Crônica
Meu amigo Marcos
O generoso e divertido companheiro de crônicas
Conheci Marcos Rey há mais de vinte anos, quando sonhava tornar-me
escritor. Certa vez confessei esse desejo à atriz Célia Helena, que
deixou sua marca no teatro paulista. Tempos depois, ela me convidou para
tentar adaptar um livro para teatro. Era O Rapto do Garoto de Ouro, de
Marcos. Passei noites me torturando sobre as teclas. Célia marcou um
encontro entre mim e ele, pois a montagem dependia da aprovação do
autor. Quando adolescente, eu ficara fascinado com Memórias de um
Gigolô, seu livro mais conhecido. Nunca tinha visto um escritor de
perto. Imaginava uma figura pomposa, em cima de um pedestal. Meu coração
quase saiu pela boca quando apertei a campainha. Fui recebido por
Palma, sua mulher. Um homem gordinho e simpático entrou na sala. Na
época, já sofria de uma doença que lhe dificultava o movimento das mãos e
dos pés. Cumprimentou-me. Sorriu. Estava tão nervoso que nem consegui
dizer “boa-tarde”. Gaguejei. Mas ele me tratou com o respeito que se
dedica a um colega. Propôs mudanças no texto. Orientou-me.
Principalmente, acreditou em mim. A peça permaneceu em cartaz dois anos.
Muito do que sou hoje devo ao carinho com que me recebeu naquele dia.
Continuei a vê-lo esporadicamente.
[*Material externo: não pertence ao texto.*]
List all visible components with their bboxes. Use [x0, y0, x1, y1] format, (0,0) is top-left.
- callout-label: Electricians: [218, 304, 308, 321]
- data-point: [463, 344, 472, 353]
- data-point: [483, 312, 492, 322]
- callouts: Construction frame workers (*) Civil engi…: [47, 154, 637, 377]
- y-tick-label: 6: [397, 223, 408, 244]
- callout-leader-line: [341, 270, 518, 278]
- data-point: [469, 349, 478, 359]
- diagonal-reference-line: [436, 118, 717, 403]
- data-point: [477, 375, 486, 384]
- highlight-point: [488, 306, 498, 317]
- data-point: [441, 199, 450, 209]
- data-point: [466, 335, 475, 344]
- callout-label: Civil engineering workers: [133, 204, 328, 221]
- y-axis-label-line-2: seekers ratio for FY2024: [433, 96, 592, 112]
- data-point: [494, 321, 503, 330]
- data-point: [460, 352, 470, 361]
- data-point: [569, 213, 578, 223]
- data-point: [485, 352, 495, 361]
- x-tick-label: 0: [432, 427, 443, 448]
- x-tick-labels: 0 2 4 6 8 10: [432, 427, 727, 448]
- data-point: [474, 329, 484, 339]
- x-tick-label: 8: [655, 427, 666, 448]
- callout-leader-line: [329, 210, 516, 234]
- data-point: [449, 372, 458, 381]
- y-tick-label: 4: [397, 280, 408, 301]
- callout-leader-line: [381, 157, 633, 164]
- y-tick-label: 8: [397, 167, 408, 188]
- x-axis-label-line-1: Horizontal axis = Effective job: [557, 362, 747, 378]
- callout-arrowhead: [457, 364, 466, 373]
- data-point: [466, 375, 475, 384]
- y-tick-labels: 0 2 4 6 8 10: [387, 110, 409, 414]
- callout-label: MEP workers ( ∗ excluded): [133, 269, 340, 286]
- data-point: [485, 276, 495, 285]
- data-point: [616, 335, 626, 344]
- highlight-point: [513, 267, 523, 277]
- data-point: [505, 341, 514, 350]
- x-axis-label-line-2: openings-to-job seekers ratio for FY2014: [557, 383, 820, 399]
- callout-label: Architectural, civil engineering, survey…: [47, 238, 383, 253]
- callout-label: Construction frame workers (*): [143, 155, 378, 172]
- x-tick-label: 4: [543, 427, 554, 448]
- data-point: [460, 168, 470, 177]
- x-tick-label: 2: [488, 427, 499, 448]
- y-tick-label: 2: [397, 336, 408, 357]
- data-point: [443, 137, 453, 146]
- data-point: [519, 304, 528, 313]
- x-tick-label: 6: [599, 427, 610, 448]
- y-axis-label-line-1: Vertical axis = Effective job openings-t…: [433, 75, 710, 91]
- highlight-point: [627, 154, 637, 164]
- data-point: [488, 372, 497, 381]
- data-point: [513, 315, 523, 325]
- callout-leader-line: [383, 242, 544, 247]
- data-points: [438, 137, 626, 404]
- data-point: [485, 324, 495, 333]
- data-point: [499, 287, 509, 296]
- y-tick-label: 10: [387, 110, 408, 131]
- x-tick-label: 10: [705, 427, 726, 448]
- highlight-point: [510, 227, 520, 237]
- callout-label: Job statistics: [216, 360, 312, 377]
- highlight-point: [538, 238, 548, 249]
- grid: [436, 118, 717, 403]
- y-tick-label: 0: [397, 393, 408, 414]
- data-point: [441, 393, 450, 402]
Era alegre, divertido. Todo
sábado, de manhã, ia tomar cerveja e uísque com outros escritores na
Livraria Cultura, no Conjunto Nacional. Às vezes nos telefonávamos para
falar da vida. Escritores costumam ser competitivos e ciumentos. Buscam
defeitos nas obras alheias, como mulheres vaidosas, comparando vestidos
umas das outras. Marcos, não. Conheci muitos autores beneficiados por
suas opiniões. Era generoso. Quando deu uma entrevista no programa de Jô
Soares, a escritora Fanny Abramovich lhe telefonou. Elogiou seu suéter,
de uma bonita cor cinza. Marcos mandou-o de presente para ela.
Sempre me senti orgulhoso por ser seu companheiro aqui na última
página de Veja São Paulo. Quando começamos as crônicas, fui visitá-lo.
Ele acabara de comprar um apartamento em Perdizes. Seus livros ficarão
na história da literatura. Mas, até poucos anos atrás, lutava com o
aluguel. Não costumávamos nos telefonar em aniversários ou datas
especiais. Mas, em janeiro último, ligou para desejar feliz Ano-Novo.
Chamou-me de colega. Emocionei-me:
— Tomara que você também tenha um ano maravilhoso.
Como é a vida, não?
Palma me contou que tudo aconteceu muito depressa. Hospitalização, operação. Os médicos foram francos. Ela o visitou na UTI.
— Marcos, não fique sofrendo. Pode partir em paz, meu amor.
Estava adormecido, mas ela tem uma certeza íntima de que ele entendeu.
Depois de 39 anos juntos, Palma tem o direito de ter certezas. Quando
alguém nos deixa, até as pessoas mais céticas sentem o desejo de
acreditar no desconhecido.
Pessoalmente, nunca tive dúvida de que existe algo mais, em algum lugar. Ainda bem.
Marcos, algum dia a gente se encontra por aí.